Stanton believes another difference between men and women who lose spouses is that women, because they are less likely to be the primary breadwinner, are more likely to be left financially vulnerable. Some of the women in his book, such as Annabelle , found themselves struggling to work out which friends were providing trustworthy financial advice and which were trying to rip them off.

Michele was one of those who felt that being forced to provide for herself by returning to part-time work and study helped her recover from the loss: “I would recommend that anybody in this situation should try and hold on to their independence. It provides a feeling of satisfaction and (re-training) gave me something to aim for, something to focus on, a new career and a feeling of achievement. While I had a good part of myself focused on my daughter, it wasn’t a healthy thing to be 100 per cent focused on her.”

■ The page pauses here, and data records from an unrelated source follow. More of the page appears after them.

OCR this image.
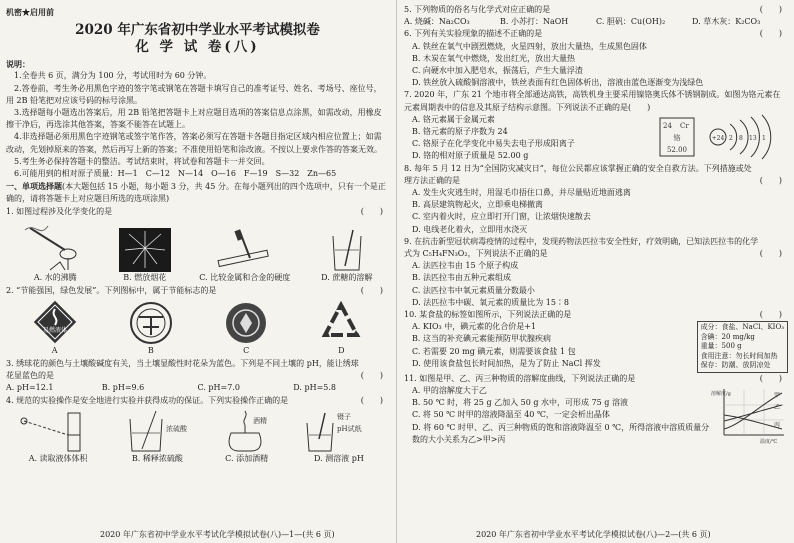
机密★启用前
2020 年广东省初中学业水平考试模拟卷
化 学 试 卷(八)
说明：
1.全卷共 6 页，满分为 100 分，考试用时为 60 分钟。
2.答卷前，考生务必用黑色字迹的签字笔或钢笔在答题卡填写自己的准考证号、姓名、考场号、座位号，用 2B 铅笔把对应该号码的标号涂黑。
3.选择题每小题选出答案后，用 2B 铅笔把答题卡上对应题目选项的答案信息点涂黑，如需改动，用橡皮擦干净后，再选涂其他答案，答案不能答在试题上。
4.非选择题必须用黑色字迹钢笔或签字笔作答，答案必须写在答题卡各题目指定区域内相应位置上；如需改动，先划掉原来的答案，然后再写上新的答案；不准使用铅笔和涂改液。不按以上要求作答的答案无效。
5.考生务必保持答题卡的整洁。考试结束时，将试卷和答题卡一并交回。
6.可能用到的相对原子质量：H—1　C—12　N—14　O—16　F—19　S—32　Zn—65
一、单项选择题(本大题包括 15 小题，每小题 3 分，共 45 分。在每小题列出的四个选项中，只有一个是正确的，请将答题卡上对应题目所选的选项涂黑)
1. 如图过程涉及化学变化的是	(　　)
A. 水的沸腾	B. 燃放烟花	C. 比较金属和合金的硬度	D. 蔗糖的溶解
2. “节能强国，绿色发展”。下列图标中，属于节能标志的是	(　　)
易燃液体
A	B	C	D
3. 绣球花的颜色与土壤酸碱度有关，当土壤显酸性时花朵为蓝色。下列是不同土壤的 pH，能让绣球花显蓝色的是	(　　)
A. pH=12.1	B. pH=9.6	C. pH=7.0	D. pH=5.8
4. 规范的实验操作是安全地进行实验并获得成功的保证。下列实验操作正确的是	(　　)
A. 读取液体体积
浓硫酸
B. 稀释浓硫酸
酒精
C. 添加酒精
镊子
pH试纸
D. 测溶液 pH
5. 下列物质的俗名与化学式对应正确的是	(　　)
A. 烧碱：Na₂CO₃	B. 小苏打：NaOH	C. 胆矾：Cu(OH)₂	D. 草木灰：K₂CO₃
6. 下列有关实验现象的描述不正确的是	(　　)
A. 铁丝在氧气中剧烈燃烧，火星四射，放出大量热，生成黑色固体
B. 木炭在氧气中燃烧，发出红光，放出大量热
C. 向硬水中加入肥皂水，振荡后，产生大量浮渣
D. 铁丝放入硫酸铜溶液中，铁丝表面有红色固体析出，溶液由蓝色逐渐变为浅绿色
7. 2020 年，广东 21 个地市将全部通达高铁，高铁机身主要采用镍铬奥氏体不锈钢制成。如图为铬元素在元素周期表中的信息及其原子结构示意图。下列说法不正确的是(　　)
A. 铬元素属于金属元素
B. 铬元素的原子序数为 24
C. 铬原子在化学变化中易失去电子形成阳离子
D. 铬的相对原子质量是 52.00 g
24 Cr
铬
52.00
+24 2 8 13 1
8. 每年 5 月 12 日为“全国防灾减灾日”，每位公民都应该掌握正确的安全自救方法。下列措施或处理方法正确的是	(　　)
A. 发生火灾逃生时，用湿毛巾捂住口鼻，并尽量贴近地面逃离
B. 高层建筑物起火，立即乘电梯撤离
C. 室内着火时，应立即打开门窗，让浓烟快速散去
D. 电线老化着火，立即用水浇灭
9. 在抗击新型冠状病毒疫情的过程中，发现药物法匹拉韦安全性好，疗效明确，已知法匹拉韦的化学式为 C₅H₄FN₃O₂，下列说法不正确的是	(　　)
A. 法匹拉韦由 15 个原子构成
B. 法匹拉韦由五种元素组成
C. 法匹拉韦中氧元素质量分数最小
D. 法匹拉韦中碳、氧元素的质量比为 15∶8
10. 某食盐的标签如图所示，下列说法正确的是	(　　)
A. KIO₃ 中，碘元素的化合价是+1
B. 这当的补充碘元素能预防甲状腺疾病
C. 若需要 20 mg 碘元素，则需要该食盐 1 包
D. 使用该食盐包长时间加热，是为了防止 NaCl 挥发
成分：食盐、NaCl、KIO₃
含碘：20 mg/kg
重量：500 g
食用注意：勿长时间加热
保存：防潮、放阴凉处
11. 如图是甲、乙、丙三种物质的溶解度曲线，下列说法正确的是	(　　)
A. 甲的溶解度大于乙
B. 50 ℃ 时，将 25 g 乙加入 50 g 水中，可形成 75 g 溶液
C. 将 50 ℃ 时甲的溶液降温至 40 ℃，一定会析出晶体
D. 将 60 ℃ 时甲、乙、丙三种物质的饱和溶液降温至 0 ℃，所得溶液中溶质质量分数的大小关系为乙>甲>丙
甲
乙
丙
溶解度/g
温度/℃
2020 年广东省初中学业水平考试化学模拟试卷(八)—1—(共 6 页)	2020 年广东省初中学业水平考试化学模拟试卷(八)—2—(共 6 页)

For many, their husbands are dead, but not gone. They still dream about them, hold conversations in their minds with them, and try to imagine what their husband would have wanted in significant matters such as dealings with their children.

Says Nancy, “I remember Al lost a pruning knife that he used and I found it years after he died. I dug it up in the garden. I stood up ready to go inside and say, ‘Al, look what I found’. You know, for a moment, he was back again. You never sort of lose them, in a way.”

· When Your Partner Dies:
Stories of women who have lost their husbands, by Richard Stanton, Allen and Unwin, AN EDITED EXTRACT FROM ANNABELLE’S STORY:

“I think of him every day of my life. I dream of him a lot. Less and less, but the dreams are now becoming very strange. When I make a decision I still think, ‘Gee, I wonder what Alex would have thought’. It has been very hard to get used to making any sort of decision on my own, but I think after seven years I am getting better at it. Never needing to consider remarrying is one of the hardest things to explain. You’ve had a good marriage for 15 years and if you never marry again it doesn’t matter. No one can live up to Alex. No one could be as caring for us.”

· Annabelle’s husband, Alex, was aged 40 when he had a massive heart attack. He died three doors from home, leaving Annabelle to raise their two children alone.